What do you think of the new MacBook's looks? To me they look fine enough (and of course I would want one, if I wasn't still happy with my '07 MacBook Pro anyway) but it really does seem it's good bye to cuddly over at Apple design in Cupertino.
Once upon a time, Apple created towers that may have looked a bit slicker than the oppositions' but they were definitely professional-looking (that's techno-speak for 'boring'), while the consumer models (like the LC series) just looked like smaller versions of the professional machines.
But then Jobs came back to Apple and within a short time the so-called Jelly iMacs appeared (1998) with shiny, brightly-coloured translucent cases. The jelly iMacs that ended the CRT all-in-one line came in the variations Indigo, Flower Power and Blue Dalmation (2001).
These colourful iMacs certainly caught peoples' attention. They sold in droves, helping the renaissance of a company that had really hit the doldrums in the mid-1990s. The colours and translucence even made it into the towers for a while, and just to up the cuddly stakes, Apple followed the candy iMacs with a rounded, contoured and colourful laptop in 1999 - the iMac to go, in Steve Jobs' words.
This was great for students and certainly was eye catching; in orange, blueberry and lime they were almost day-glo. They were also really comfortable to carry under your arm when closed.
When the CRT iMacs were discontinued and the new iMac G4, with the little pod base, chrome arm and suspended LED monitor, may not have been the most practical shape ever invented but at least it was fun, the pod base was curved matte white and the machine was definitely instantly recognisable.
But when Apple's consumer laptop replacement came out in 2001, the fun clamshell shape and dramatic curves were gone. As compensation, the pure rectangular white plastic case at least had softly rounded corners, a design feature that continued through the Intel-based MacBook line.
You can check out the lineage here, at the Apple blogs at CNN.
Back on the desktop, when the G5/Intel iMac changed from plastic to aluminium earlier this year, all the fun went out of the case. Visually. I guess it's hard to make aluminium look fun or cuddly, but coupled to a thin keyboard and with the glossy black bezel surrounding the monitor, one has to imagine the fun was supposed to occur on the Mac itself. Not an unreasonable position, but when the aluminium iMac is switched off, it is nothing.
And now this has permeated the MacBook line. A hint may have been the 'special' black MacBook that shipped alongside the white ones of the previous generation. You could have a fun consumer MacBook, but you could also have a serious consumer Apple laptop.
After all, Apple is getting serious. Revenue is up, market share is up, and Microsoft and Dell and HP and all of those competitors are now seeing Apple as a genuine threat, rather than something to poke occasional fun at.

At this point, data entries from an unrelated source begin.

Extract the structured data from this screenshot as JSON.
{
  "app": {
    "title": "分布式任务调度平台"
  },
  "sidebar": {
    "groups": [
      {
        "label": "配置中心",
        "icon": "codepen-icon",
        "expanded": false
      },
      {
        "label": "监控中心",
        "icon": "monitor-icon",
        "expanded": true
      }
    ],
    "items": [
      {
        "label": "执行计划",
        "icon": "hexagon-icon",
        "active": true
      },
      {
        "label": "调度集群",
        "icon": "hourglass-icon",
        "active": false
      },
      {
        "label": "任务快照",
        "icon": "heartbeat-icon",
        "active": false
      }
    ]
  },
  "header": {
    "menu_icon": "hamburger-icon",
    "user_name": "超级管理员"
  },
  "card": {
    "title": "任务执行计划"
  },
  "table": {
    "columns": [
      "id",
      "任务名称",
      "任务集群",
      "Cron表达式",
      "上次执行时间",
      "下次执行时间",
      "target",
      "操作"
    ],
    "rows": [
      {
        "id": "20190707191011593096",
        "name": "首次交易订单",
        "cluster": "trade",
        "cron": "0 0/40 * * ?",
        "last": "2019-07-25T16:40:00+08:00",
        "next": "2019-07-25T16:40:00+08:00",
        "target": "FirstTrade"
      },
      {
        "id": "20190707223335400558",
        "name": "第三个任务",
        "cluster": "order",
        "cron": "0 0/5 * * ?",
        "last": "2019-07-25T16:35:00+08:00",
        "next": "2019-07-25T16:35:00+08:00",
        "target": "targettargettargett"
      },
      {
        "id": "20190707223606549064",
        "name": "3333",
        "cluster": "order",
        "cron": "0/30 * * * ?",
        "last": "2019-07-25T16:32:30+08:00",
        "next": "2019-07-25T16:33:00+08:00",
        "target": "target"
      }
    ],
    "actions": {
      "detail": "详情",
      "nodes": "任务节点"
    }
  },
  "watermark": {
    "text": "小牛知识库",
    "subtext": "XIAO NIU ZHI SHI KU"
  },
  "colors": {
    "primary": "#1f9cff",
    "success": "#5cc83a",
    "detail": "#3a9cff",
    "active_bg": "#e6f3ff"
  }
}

Those original iBook-toting students are out in the workforce and for those who are still studying, times are tough and the job market will be tough, too - your fun Mac laptop is now a very serious tool and boy, can you do some serious computing on it.
What do you think? Time for the third-parties to make curvy cuddly wrappers for 13.3-inch MacBooks, or is it time we all hardened up too?